We have entered a global water crisis. Everywhere, warnings are being hammered out about the accelerated desertification of the Earth, the industrial pollution of its water resources, the overexploitation of its aquifers. By 2025, nearly two-thirds of the world’s population will face water shortages, we read in a 2021 UN report. Yet in Canada, water still flows freely through taps and garden hoses without us fully realizing its rarity. We do not know thirst.
“Thirst unites us with the world and others,” writes Jean-Philippe Pierron in The poetics of water. For a new ecology (2018). Ironically, in a figurative sense, thirst is also the lust that has led humans towards extractivist excesses. At a time when the Quebec government is encouraging businesses to adopt a sustainable development policy, greenwashing by multinationals is omnipresent and makes it difficult to distinguish between mercantile actions and those that really care about well-being. collective. For example, the World Water Council, which organizes the World Water Forum, claims to focus “on the political dimensions of water security, adaptation and sustainability”, guided by the superb slogan “Together, let’s make water a global priority”.
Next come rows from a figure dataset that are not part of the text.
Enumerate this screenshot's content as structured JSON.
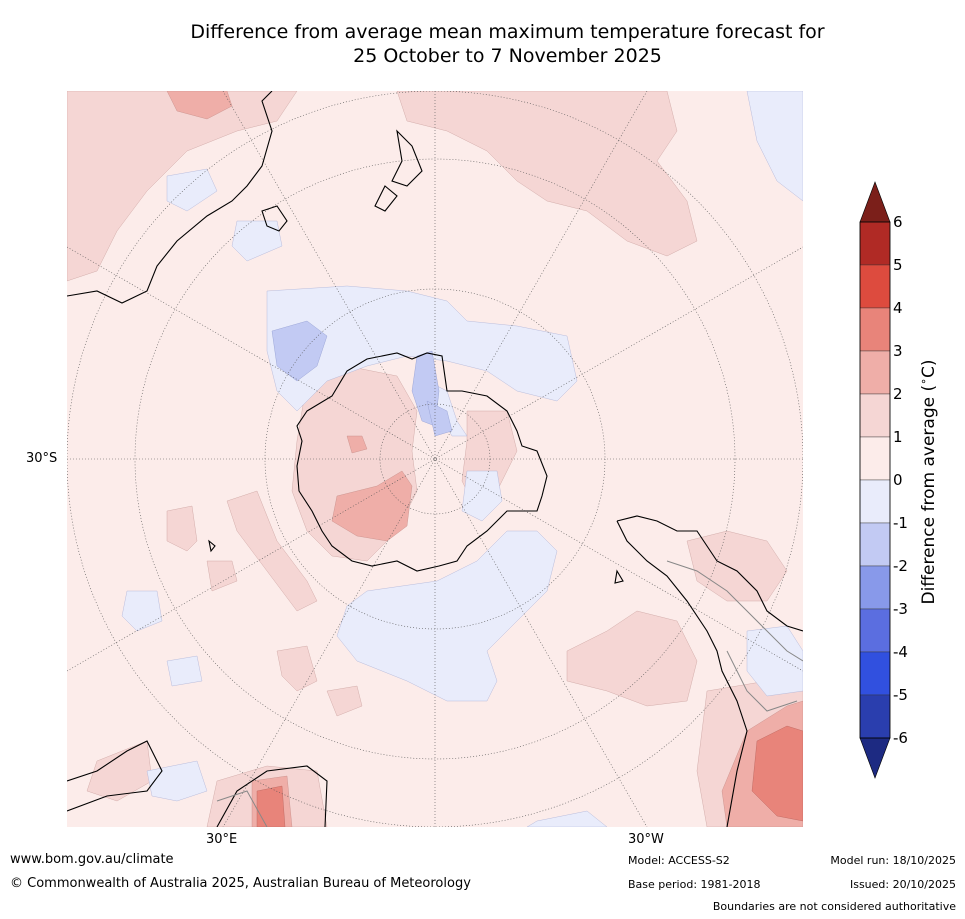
{
  "title": {
    "line1": "Difference from average mean maximum temperature forecast for",
    "line2": "25 October to 7 November 2025"
  },
  "map": {
    "projection": "south polar stereographic",
    "lat_labels": [
      "30°S"
    ],
    "lon_labels": [
      "30°E",
      "30°W"
    ]
  },
  "colorbar": {
    "label": "Difference from average ($^\\circ$C)",
    "label_display": "Difference from average (",
    "label_unit": "C)",
    "ticks": [
      "6",
      "5",
      "4",
      "3",
      "2",
      "1",
      "0",
      "-1",
      "-2",
      "-3",
      "-4",
      "-5",
      "-6"
    ],
    "colors": [
      "#7b1f1a",
      "#b02a25",
      "#dd4b3e",
      "#e8847a",
      "#efaea8",
      "#f5d6d4",
      "#fcecea",
      "#e9ecfb",
      "#c2caf3",
      "#8899ea",
      "#5b6ee0",
      "#3150df",
      "#2a3eae",
      "#1d2a82"
    ]
  },
  "footer": {
    "url": "www.bom.gov.au/climate",
    "copyright": "© Commonwealth of Australia 2025, Australian Bureau of Meteorology",
    "model": "Model: ACCESS-S2",
    "base_period": "Base period: 1981-2018",
    "model_run": "Model run: 18/10/2025",
    "issued": "Issued: 20/10/2025",
    "disclaimer": "Boundaries are not considered authoritative"
  }
}
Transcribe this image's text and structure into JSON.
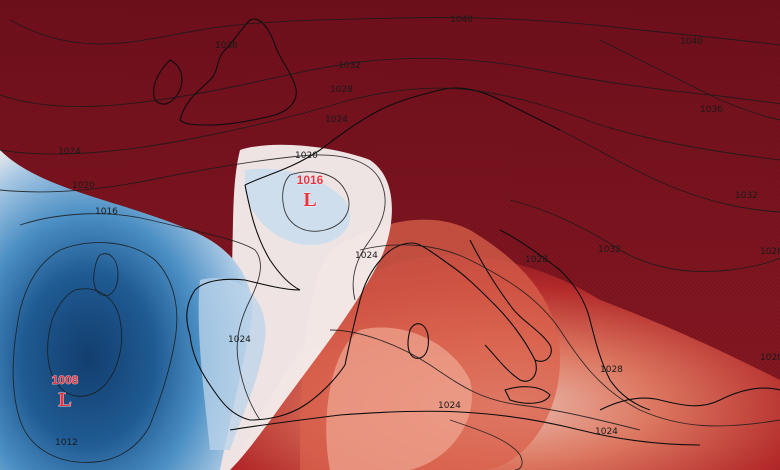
{
  "map": {
    "region": "Europe and North Africa",
    "field": "sea-level pressure isobars over temperature anomaly shading",
    "colors": {
      "warm_strong": "#7a1420",
      "warm_mid": "#b52a2a",
      "warm_light": "#e07a62",
      "neutral": "#f4efee",
      "cool_light": "#a8c8e4",
      "cool_mid": "#4b8fc4",
      "cool_strong": "#123e6e",
      "isobar": "#1a1a1a",
      "pressure_center": "#e8343f"
    },
    "pressure_centers": [
      {
        "type": "L",
        "value": "1016",
        "location": "western France"
      },
      {
        "type": "L",
        "value": "1008",
        "location": "Atlantic west of Iberia"
      }
    ],
    "isobar_labels": [
      "1040",
      "1036",
      "1032",
      "1028",
      "1024",
      "1020",
      "1016",
      "1012",
      "1024",
      "1020",
      "1024",
      "1028",
      "1024",
      "1032",
      "1028",
      "1040",
      "1036",
      "1032",
      "1028",
      "1024",
      "1024",
      "1020",
      "1024",
      "1020",
      "1012"
    ]
  }
}
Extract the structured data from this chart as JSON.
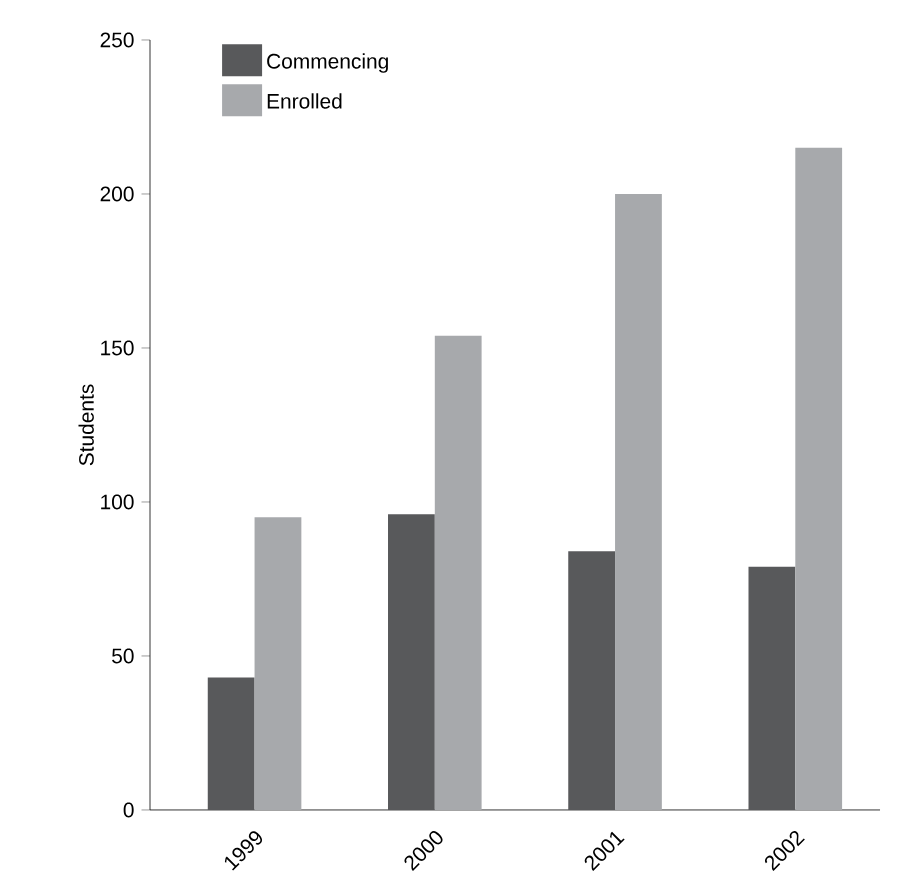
{
  "chart_data": {
    "type": "bar",
    "ylabel": "Students",
    "categories": [
      "1999",
      "2000",
      "2001",
      "2002"
    ],
    "series": [
      {
        "name": "Commencing",
        "color": "#58595b",
        "values": [
          43,
          96,
          84,
          79
        ]
      },
      {
        "name": "Enrolled",
        "color": "#a7a9ac",
        "values": [
          95,
          154,
          200,
          215
        ]
      }
    ],
    "ylim": [
      0,
      250
    ],
    "yticks": [
      0,
      50,
      100,
      150,
      200,
      250
    ],
    "grid": false,
    "legend": "top left"
  }
}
However, what the activist Maude Barlow teaches us in the work Who owns the water? (2021), published by Écosociété, is that the World Water Council was formed to promote the interests of private companies offering water management services. The 2030 Water Resources Group, Barlow tells us, created by the World Bank with the mission of implementing the UN sustainable development agenda, is made up, among others, of large water bottlers such as Nestlé, Coca-Cola and PepsiCo. Knowing also that water made its debut on the Chicago Stock Exchange in December 2020, there is reason to be perplexed (and worried) about the real intentions behind the notion of sustainable management of water resources.
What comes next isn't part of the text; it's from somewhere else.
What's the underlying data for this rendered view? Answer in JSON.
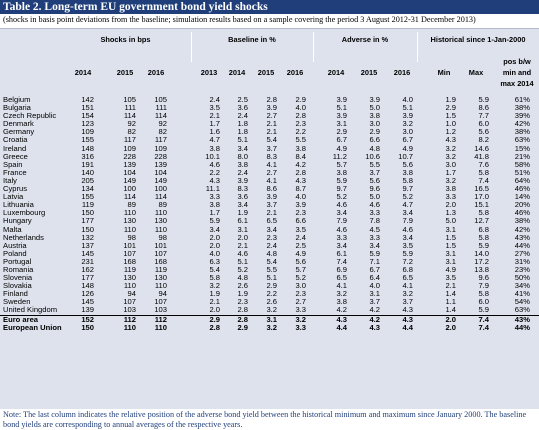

Already, considering water as a resource subjects it to an economic logic and an essentially anthropocentric vision. Researchers engaged in ecological thinking are developing new ways of thinking about water outside of utilitarianism, by first recognizing it for its vital role in the ecosystem. In the book Common water. From natural resource to cosmopolitan thing (2012), Sylvie Paquerot, Frédéric Julien and Gabriel Blouin Genest propose a renewal of our conception of the “water” object which would take into account its plural nature.
Without denying the existence of water as a resource, they believe that it is important to put it back in its rightful place in our modes of governance, that is, after recognition of the vital nature of water and its civic use. In their typology, water as a source of life responds to a necessity (preserving the right to life and the survival of ecosystems), citizen water meets needs (reasonable access to water) and water -resource satisfies desires (economic uses).
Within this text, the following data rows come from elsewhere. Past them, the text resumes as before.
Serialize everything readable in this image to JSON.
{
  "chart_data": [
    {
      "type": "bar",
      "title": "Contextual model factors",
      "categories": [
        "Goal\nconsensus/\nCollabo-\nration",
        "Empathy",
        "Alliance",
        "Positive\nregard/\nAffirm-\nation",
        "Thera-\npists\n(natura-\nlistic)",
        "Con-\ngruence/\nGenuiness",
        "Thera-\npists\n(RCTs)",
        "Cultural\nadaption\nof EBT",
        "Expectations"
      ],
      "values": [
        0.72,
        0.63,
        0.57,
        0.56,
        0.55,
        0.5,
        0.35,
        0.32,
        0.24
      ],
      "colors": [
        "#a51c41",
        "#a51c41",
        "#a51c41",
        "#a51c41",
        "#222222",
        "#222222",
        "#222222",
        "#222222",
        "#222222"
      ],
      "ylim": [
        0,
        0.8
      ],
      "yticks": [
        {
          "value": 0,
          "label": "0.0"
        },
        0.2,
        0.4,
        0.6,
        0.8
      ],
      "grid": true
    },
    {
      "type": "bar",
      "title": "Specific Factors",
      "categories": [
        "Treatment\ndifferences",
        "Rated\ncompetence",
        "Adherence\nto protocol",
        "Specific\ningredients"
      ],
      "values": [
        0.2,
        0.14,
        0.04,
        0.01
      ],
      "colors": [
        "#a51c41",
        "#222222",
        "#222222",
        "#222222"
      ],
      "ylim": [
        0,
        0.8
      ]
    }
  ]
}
The water crisis is not limited to the question of drinking water. The ocean ecosystem, whose waters contribute to the absorption of around 30% of CO2 resulting from human activity, is also endangered by global warming and the melting of glaciers. The sea has also become the receptacle for our residual materials, our decomposing plastics and our oil spills. It is the memory of our throwaway culture, says ecofeminist Astrida Neimanis in Hydrofeminism. Become a body of water (2021). To this already too heavy memory is added that, violent, of colonial history, intimately linked to maritime traffic. Even today, the seas and oceans are the scene of terrible migratory tragedies.
Faced with such a dark portrait and the fact that ecological and humanitarian challenges are dependent on intertwined economic and political issues, themselves framed by complex laws, the weight of art is relatively modest. What artists can, however, in parallel with the citizen actions that we must actively carry out, is to restore to water its symbolic and sacred value, a value that is retained by many indigenous peoples around the world, for whom water is not only a vital resource, but also a spiritual figure.
The artists and theorists in this issue of the journal Esse thus navigate in a poetic approach to water, sometimes between aesthetic forms and militant actions, sometimes in analytical thinking imbued with metaphor. Adopting an undeniably critical view, this file highlights works that attempt to raise awareness of water pollution and climate challenges, to consider restorative justice and to open up horizons of hope. […]
Therefore, to renew our ethical relationship with the environment and restore water to its primordial role within a non-anthropocentric world, considering transforming our bodies of water into fluid resistance movements is a promising idea.